A recent study has successfully linked the renowned M87 black hole, the first black hole ever captured in an image, to its impressive cosmic jet. This research sheds light on the mechanisms behind the black hole’s ability to launch particles at nearly the speed of light.
Published in the journal “Astronomy & Astrophysics,” the findings reveal that scientists have traced a 3,000-light-year-long cosmic jet back to its likely source point. This breakthrough was made possible through “significantly enhanced coverage” provided by the global Event Horizon Telescope network.
M87, a supermassive black hole located in the Messier 87 galaxy, is approximately 55 million light-years from Earth and boasts a mass 6.5 billion times that of the sun. The first image of M87 was unveiled to the public in 2019, following data collection by the Event Horizon Telescope in 2017.
Dr. Padi Boyd of NASA highlighted the significance of the discovery, noting that M87 is not only supermassive but also active. “Just a few percent are active at any given time,” she explained in a video about the black hole. “Are they turning on and then turning off? That’s an idea… We know there are very high magnetic fields that launch a jet. This image provides observational evidence that what we’ve been seeing for a while is actually being launched by a jet connected to that supermassive black hole at the center of M87.”
The black hole is known to consume surrounding gas and dust while simultaneously emitting powerful jets of charged particles from its poles, which form the extensive jet stream. This dual behavior has been reported by outlets such as Scientific American and Space.com.
Saurabh, the team leader at the Max Planck Institute for Radio Astronomy, stated, “This study represents an early step toward connecting theoretical ideas about jet launching with direct observations.” He emphasized the importance of identifying the jet’s origin and its connection to the black hole’s shadow, calling it a crucial piece in understanding how the central engine operates.

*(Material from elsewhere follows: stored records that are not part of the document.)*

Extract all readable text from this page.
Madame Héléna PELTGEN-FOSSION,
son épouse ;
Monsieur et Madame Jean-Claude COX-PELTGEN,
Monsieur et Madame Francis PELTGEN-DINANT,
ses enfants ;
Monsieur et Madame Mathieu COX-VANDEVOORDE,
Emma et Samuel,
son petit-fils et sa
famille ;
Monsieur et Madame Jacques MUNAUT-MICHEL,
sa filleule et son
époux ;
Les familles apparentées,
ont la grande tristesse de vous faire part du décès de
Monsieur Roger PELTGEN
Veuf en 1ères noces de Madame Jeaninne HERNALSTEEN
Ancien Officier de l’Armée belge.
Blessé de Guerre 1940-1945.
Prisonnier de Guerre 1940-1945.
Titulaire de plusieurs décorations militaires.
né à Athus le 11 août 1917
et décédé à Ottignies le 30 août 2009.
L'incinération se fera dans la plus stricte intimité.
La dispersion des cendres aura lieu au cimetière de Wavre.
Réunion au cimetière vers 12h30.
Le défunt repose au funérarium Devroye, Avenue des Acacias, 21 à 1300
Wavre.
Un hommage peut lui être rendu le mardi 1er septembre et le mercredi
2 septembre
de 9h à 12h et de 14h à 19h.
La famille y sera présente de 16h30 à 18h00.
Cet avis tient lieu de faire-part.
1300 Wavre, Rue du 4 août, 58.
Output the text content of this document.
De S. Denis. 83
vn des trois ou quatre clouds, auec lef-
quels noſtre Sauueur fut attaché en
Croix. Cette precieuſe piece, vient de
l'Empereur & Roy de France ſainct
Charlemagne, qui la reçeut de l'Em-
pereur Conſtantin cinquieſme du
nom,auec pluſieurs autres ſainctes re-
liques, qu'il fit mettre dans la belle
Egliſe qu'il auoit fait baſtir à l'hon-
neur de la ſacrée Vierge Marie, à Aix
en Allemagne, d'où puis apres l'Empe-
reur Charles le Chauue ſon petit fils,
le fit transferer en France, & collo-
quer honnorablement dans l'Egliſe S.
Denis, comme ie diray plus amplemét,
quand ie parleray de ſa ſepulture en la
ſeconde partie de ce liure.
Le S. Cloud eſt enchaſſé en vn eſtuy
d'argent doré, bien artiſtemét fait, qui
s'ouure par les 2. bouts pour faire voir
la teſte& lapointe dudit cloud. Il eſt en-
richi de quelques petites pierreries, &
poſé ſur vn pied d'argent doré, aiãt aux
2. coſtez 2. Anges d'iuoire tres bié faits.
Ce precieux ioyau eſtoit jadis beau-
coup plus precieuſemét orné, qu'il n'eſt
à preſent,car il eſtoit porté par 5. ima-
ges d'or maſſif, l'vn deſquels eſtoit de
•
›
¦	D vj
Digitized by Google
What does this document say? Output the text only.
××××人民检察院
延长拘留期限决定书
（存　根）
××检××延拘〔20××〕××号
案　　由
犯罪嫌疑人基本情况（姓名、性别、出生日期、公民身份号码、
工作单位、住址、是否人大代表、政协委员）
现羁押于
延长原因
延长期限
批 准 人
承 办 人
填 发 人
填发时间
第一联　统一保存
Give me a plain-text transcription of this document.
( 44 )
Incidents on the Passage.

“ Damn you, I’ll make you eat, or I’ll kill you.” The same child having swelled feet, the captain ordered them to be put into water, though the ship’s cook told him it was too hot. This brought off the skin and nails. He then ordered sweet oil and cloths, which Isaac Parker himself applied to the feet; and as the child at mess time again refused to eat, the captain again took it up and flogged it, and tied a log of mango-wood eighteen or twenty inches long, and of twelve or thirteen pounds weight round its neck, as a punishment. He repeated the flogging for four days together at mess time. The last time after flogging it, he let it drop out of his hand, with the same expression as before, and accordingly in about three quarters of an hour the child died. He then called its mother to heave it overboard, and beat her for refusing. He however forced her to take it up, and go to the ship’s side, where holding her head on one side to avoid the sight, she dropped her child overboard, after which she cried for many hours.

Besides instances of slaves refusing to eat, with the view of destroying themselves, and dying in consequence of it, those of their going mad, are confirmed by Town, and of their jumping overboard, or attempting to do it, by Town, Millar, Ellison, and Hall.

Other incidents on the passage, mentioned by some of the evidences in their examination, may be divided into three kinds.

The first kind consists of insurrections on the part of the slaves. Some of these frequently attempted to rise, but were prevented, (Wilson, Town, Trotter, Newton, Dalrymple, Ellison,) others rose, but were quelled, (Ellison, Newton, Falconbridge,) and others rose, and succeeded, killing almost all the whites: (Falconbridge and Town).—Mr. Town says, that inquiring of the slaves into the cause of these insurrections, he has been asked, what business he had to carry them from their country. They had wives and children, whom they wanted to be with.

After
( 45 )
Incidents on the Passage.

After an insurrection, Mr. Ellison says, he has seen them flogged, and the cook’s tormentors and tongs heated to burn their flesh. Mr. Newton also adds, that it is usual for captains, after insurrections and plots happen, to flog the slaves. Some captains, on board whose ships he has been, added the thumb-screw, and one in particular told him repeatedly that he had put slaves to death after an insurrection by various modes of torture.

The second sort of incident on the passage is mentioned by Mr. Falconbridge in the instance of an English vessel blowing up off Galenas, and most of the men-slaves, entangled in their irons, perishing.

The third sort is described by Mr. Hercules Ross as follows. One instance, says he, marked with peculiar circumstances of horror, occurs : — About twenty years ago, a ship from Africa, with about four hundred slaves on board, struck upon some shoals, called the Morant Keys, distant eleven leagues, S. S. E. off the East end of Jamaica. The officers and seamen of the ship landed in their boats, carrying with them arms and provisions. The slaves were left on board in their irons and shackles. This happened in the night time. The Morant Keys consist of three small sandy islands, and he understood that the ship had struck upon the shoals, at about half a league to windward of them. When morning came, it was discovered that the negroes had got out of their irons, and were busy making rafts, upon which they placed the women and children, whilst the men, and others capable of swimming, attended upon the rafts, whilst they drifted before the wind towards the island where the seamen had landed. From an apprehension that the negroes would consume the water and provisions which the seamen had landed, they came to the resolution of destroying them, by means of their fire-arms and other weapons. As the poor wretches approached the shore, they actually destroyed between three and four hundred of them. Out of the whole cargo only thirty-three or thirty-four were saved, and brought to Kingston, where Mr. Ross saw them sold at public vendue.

The Event Horizon Telescope is a global network of eight radio observatories that work together to detect radio waves emitted by astronomical objects, such as galaxies and black holes. This collaboration effectively creates an Earth-sized telescope capable of capturing detailed images and data.
The term “Event Horizon” refers to the boundary surrounding a black hole beyond which no light can escape, as defined by the National Science Foundation.
The recent findings stem from data collected by the Event Horizon Telescope in 2021. However, the authors of the study caution that while the results are robust under the assumptions and tests performed, definitive confirmation and more precise constraints will necessitate future observations with higher sensitivity. This will require additional stations and an expanded frequency range to improve intermediate-baseline coverage.
As researchers continue to explore the mysteries of black holes, these findings represent a significant advancement in our understanding of how these cosmic giants operate and influence their surroundings, according to Space.com.